Was ist Vegetotherapie?
In seinem Buch „Charakteranalyse“ (1970) beschrieb Wilhelm Reich die Theorie und Technik der Vegetotherapie. Nach Reich können psychische Abwehrsymptome geheilt werden, wenn abgewehrte Anteile und Erinnerungen zugänglich gemacht werden, indem die damit verbundenen Gefühle von Wut, Hass, Trauer, Ekel, Schmerz, Angst oder Verzweiflung durch emotionale Ausdrucksbewegungen wie Zittern, Weinen oder Schlagen auf ein Kissen körperlich ausgedrückt werden. Nach Reichs Anschauung werden auf diese Weise „gestaute“ körperenergetische Ladungen befreit und die darunter liegenden primären Energien spürbar. (Dieses „hydraulische“ Konzept Reichs wurde in der weiteren Geschichte der Körperpsychotherapie vielfach verändert und weiterentwickelt.)
Freud hatte mit seinem Grundkonzept „Erinnern statt Agieren“ alle Formen des körperlichen Ausdrucks von Gefühlen sowie jeden körperlichen Kontakt zwischen Therapeut und Klient aus der Psychotherapie ausgeschlossen und die Psychoanalyse zu einem rein verbalen Verfahren gemacht (Freud 1914). Reich überschritt diese Einschränkungen. Er forderte seine Klienten auf, ihre Gefühle körperlich auszudrücken, er massierte ihre verhärteten Muskelpartien und bat sie, tiefer und schneller zu atmen. Durch die psychotherapeutische Arbeit unmittelbar am Körper gelang es Reich, zu verdrängten Emotionen vorzudringen, die im psychosomatischen System des Klienten als Einheit von Gefühlen, Körperimpulsen und Erinnerungen festgehalten sind. Diese körperlich fixierte Verdrängungsmuster nannte er „Charakterpanzer“.

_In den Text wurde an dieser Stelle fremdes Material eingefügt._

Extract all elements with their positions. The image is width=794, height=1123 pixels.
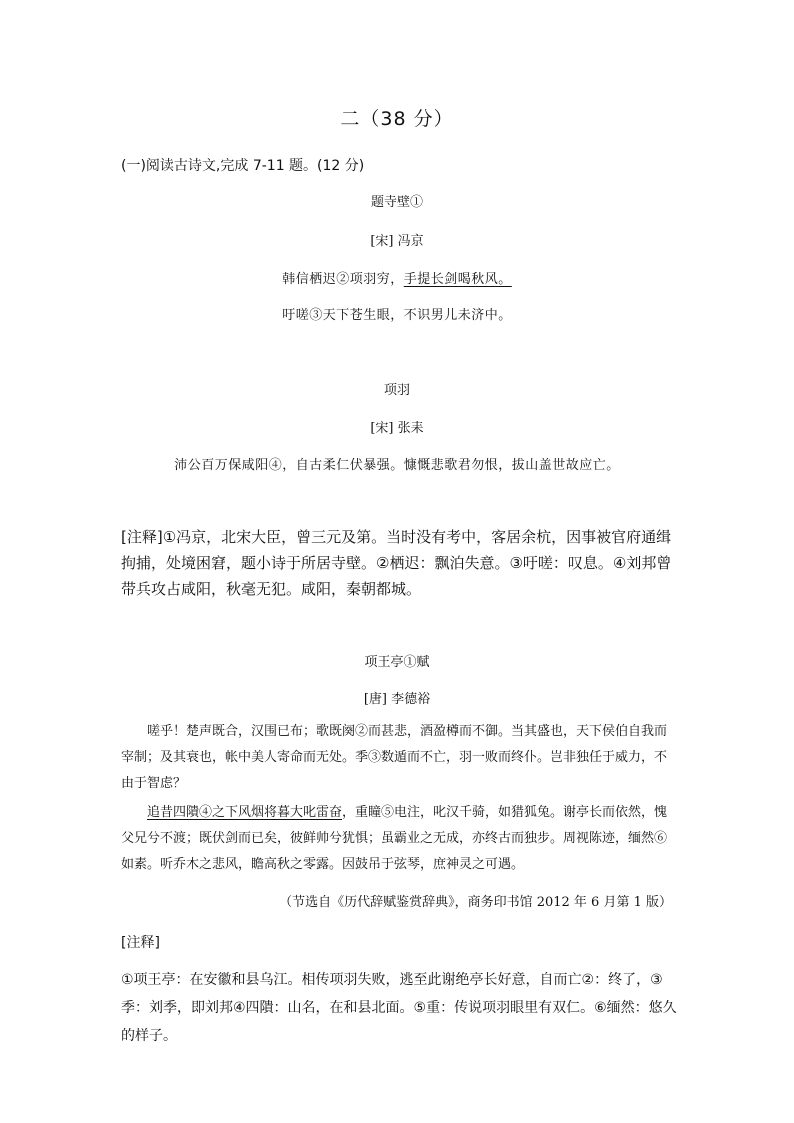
fu-paragraph-2-text [121,800,677,878]
notes2-heading: [注释] [121,935,160,951]
poem-notes: [注释]①冯京，北宋大臣，曾三元及第。当时没有考中，客居余杭，因事被官府通缉拘捕，处境困窘，题小诗于所居寺壁。②栖迟：飘泊失意。③吁嗟：叹息。④刘邦曾带兵攻占咸阳，秋毫无犯。咸阳，秦朝都城。 [121,528,672,598]
poem1-title: 题寺壁① [370,195,423,210]
reading-instructions: (一)阅读古诗文,完成 7-11 题。(12 分) [121,158,365,174]
fu-notes: ①项王亭：在安徽和县乌江。相传项羽失败，逃至此谢绝亭长好意，自而亡②：终了，③季：刘季，即刘邦④四隤：山名，在和县北面。⑤重：传说项羽眼里有双仁。⑥缅然：悠久的样子。 [121,972,677,1044]
fu-paragraph-2-rest: ，重瞳⑤电注，叱汉千骑，如猎狐兔。谢亭长而依然，愧父兄兮不渡；既伏剑而已矣，彼鲜帅兮犹惧；虽霸业之无成，亦终古而独步。周视陈迹，缅然⑥如素。听乔木之悲风，瞻高秋之零露。因鼓吊于弦琴，庶神灵之可遇。 [121,805,668,872]
fu-paragraph-1-text: 嗟乎！楚声既合，汉围已布；歌既阕②而甚悲，酒盈樽而不御。当其盛也，天下侯伯自我而宰制；及其衰也，帐中美人寄命而无处。季③数遁而不亡，羽一败而终仆。岂非独任于威力，不由于智虑？ [121,724,668,791]
fu-author: [唐] 李德裕 [363,692,431,707]
poem2-author: [宋] 张耒 [370,421,424,436]
section-title: 二（38 分） [340,108,454,130]
poem2-title: 项羽 [383,383,410,398]
source-citation: （节选自《历代辞赋鉴赏辞典》，商务印书馆 2012 年 6 月第 1 版） [279,895,672,910]
poem1-line1 [0,268,794,287]
poem1-line2: 吁嗟③天下苍生眼，不识男儿未济中。 [282,308,512,323]
poem1-line1-underlined: 手提长剑喝秋风。 [403,272,512,287]
fu-paragraph-2-underlined: 追昔四隤④之下风烟将暮大叱雷奋 [147,805,343,820]
poem1-line1-first-half: 韩信栖迟②项羽穷， [282,272,404,287]
poem1-author: [宋] 冯京 [370,234,424,249]
fu-paragraph-1 [121,719,677,797]
poem2-line1: 沛公百万保咸阳④，自古柔仁伏暴强。慷慨悲歌君勿恨，拔山盖世故应亡。 [174,458,620,473]
fu-paragraph-2 [121,800,677,878]
fu-title: 项王亭①赋 [364,655,430,670]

„Es überrascht immer wieder, wie die Lösung einer muskulären Verkrampfung nicht nur vegetative Energie entbindet, sondern darüber hinaus diejenige Situation in der Erinnerung reproduziert, in der die Triebunterdrückung sich durchgesetzt hatte. Wir dürfen sagen: Jede muskuläre Verkrampfung enthält die Geschichte und den Sinn ihrer Entstehung.“
Reich 1987, S. 226 f
In der Körperpsychotherapie kann der Therapeut den Klienten einladen, seine Gefühle und Impulse körperlich auszudrücken. Das ist besonders dann sinnvoll, wenn der Therapeut bemerkt, dass sich ein körperlicher Ausdruck beim Klienten bereits in Ansätzen zeigt, aber zurückgehalten wird, oder wenn bestimmte Emotionen oder körperliche Ausdrucksformen beim Klienten dauerhaft unterdrückt oder zurückgehalten sind. Der körperliche Ausdruck von Gefühlen verstärkt und differenziert die Wahrnehmung dieser Gefühle.

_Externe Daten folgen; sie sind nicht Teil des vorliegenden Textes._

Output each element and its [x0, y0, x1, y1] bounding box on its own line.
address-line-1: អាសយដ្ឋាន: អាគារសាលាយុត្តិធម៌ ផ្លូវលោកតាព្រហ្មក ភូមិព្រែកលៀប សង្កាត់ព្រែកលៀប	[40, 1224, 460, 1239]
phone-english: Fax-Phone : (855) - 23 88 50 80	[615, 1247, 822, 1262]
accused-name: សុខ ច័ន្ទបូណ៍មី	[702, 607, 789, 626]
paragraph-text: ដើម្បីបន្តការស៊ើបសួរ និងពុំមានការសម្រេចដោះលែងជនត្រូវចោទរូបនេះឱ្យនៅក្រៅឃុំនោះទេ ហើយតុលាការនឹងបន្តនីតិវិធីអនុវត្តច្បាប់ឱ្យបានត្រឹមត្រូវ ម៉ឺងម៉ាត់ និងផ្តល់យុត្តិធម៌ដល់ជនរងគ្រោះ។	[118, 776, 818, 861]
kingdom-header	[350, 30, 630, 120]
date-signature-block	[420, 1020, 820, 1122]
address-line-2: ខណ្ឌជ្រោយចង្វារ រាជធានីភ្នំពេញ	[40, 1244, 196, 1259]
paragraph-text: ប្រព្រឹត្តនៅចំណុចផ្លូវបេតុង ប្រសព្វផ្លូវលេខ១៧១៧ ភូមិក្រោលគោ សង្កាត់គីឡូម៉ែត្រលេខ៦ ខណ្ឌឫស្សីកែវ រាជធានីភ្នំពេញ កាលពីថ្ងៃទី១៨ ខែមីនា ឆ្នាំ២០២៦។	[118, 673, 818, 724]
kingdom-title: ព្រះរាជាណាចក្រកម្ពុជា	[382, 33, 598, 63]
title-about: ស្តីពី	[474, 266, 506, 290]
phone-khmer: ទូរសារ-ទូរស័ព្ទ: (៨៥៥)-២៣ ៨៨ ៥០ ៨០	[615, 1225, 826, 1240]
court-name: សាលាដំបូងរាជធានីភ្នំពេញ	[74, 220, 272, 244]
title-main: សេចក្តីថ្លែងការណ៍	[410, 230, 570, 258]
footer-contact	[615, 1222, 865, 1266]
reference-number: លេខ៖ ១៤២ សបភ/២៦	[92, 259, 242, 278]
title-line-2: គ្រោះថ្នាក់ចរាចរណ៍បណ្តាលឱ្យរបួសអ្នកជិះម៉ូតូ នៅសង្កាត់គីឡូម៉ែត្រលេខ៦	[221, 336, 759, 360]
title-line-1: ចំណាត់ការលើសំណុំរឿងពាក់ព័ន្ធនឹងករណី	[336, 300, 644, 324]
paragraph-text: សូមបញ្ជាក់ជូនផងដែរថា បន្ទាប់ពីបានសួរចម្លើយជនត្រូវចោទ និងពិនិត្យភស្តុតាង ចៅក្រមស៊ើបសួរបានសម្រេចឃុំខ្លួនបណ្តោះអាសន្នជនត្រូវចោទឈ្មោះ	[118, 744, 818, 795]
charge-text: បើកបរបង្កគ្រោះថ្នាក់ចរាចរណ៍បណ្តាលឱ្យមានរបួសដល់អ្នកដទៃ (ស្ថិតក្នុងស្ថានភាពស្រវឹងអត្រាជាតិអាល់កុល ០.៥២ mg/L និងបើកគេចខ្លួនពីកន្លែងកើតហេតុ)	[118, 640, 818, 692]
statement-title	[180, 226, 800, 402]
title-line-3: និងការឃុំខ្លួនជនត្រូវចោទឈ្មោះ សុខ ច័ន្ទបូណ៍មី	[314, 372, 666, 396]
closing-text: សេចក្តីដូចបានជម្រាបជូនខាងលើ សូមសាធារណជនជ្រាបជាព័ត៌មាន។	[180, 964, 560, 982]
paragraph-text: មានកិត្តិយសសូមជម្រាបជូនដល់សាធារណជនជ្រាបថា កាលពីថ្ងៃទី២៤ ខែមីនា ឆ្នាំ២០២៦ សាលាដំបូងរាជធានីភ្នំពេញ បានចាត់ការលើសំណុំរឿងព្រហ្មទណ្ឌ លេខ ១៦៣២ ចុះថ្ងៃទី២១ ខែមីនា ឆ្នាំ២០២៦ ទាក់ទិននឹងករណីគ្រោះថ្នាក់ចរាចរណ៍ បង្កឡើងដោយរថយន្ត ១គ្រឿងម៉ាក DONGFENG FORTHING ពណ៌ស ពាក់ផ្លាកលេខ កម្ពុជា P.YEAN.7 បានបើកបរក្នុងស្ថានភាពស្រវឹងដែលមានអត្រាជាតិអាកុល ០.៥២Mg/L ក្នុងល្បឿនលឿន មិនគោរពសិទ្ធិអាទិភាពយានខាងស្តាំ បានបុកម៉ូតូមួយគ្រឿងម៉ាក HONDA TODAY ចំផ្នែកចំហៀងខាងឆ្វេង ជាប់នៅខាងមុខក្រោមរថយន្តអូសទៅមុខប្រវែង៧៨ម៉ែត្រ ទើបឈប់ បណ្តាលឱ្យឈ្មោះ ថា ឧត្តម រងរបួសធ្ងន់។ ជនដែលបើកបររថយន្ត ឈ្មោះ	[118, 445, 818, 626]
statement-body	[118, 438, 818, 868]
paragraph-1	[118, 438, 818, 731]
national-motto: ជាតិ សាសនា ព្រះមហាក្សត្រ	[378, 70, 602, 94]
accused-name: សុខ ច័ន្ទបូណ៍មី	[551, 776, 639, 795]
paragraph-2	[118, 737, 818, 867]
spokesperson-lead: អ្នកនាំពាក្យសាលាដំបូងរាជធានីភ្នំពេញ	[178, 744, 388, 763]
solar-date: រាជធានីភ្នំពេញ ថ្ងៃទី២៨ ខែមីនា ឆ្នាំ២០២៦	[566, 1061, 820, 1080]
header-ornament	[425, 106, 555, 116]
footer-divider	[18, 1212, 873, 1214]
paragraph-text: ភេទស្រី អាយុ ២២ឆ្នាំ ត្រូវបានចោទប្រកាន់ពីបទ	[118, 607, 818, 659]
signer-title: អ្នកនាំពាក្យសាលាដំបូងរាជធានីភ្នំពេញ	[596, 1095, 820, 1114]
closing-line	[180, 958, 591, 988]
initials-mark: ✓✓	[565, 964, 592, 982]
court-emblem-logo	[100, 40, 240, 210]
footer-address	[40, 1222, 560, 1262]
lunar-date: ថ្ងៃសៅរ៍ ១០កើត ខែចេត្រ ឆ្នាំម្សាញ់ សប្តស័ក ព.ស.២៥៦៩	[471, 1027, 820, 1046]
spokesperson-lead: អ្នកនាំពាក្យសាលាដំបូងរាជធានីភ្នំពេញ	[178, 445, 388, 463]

Der Therapeut kann den Klienten auch auffordern, einen spontanen Körperausdruck zu wiederholen, zu intensivieren, zu übertreiben, zu verändern oder in sein Gegenteil zu verkehren. Wenn sich der Klient mit einem realen oder imaginierten Gegenüber auseinandersetzt, kann der Therapeut den authentischen emotionalen Ausdruck (bei gleichzeitigem Respekt für das reale oder imaginierte Gegenüber) fördern. Dabei kann der Ausdruck intensiv und raumgreifend, aber auch nur subtil und beiläufig geschehen (Makro- bzw. Mikro-Ausdrucksbewegungen).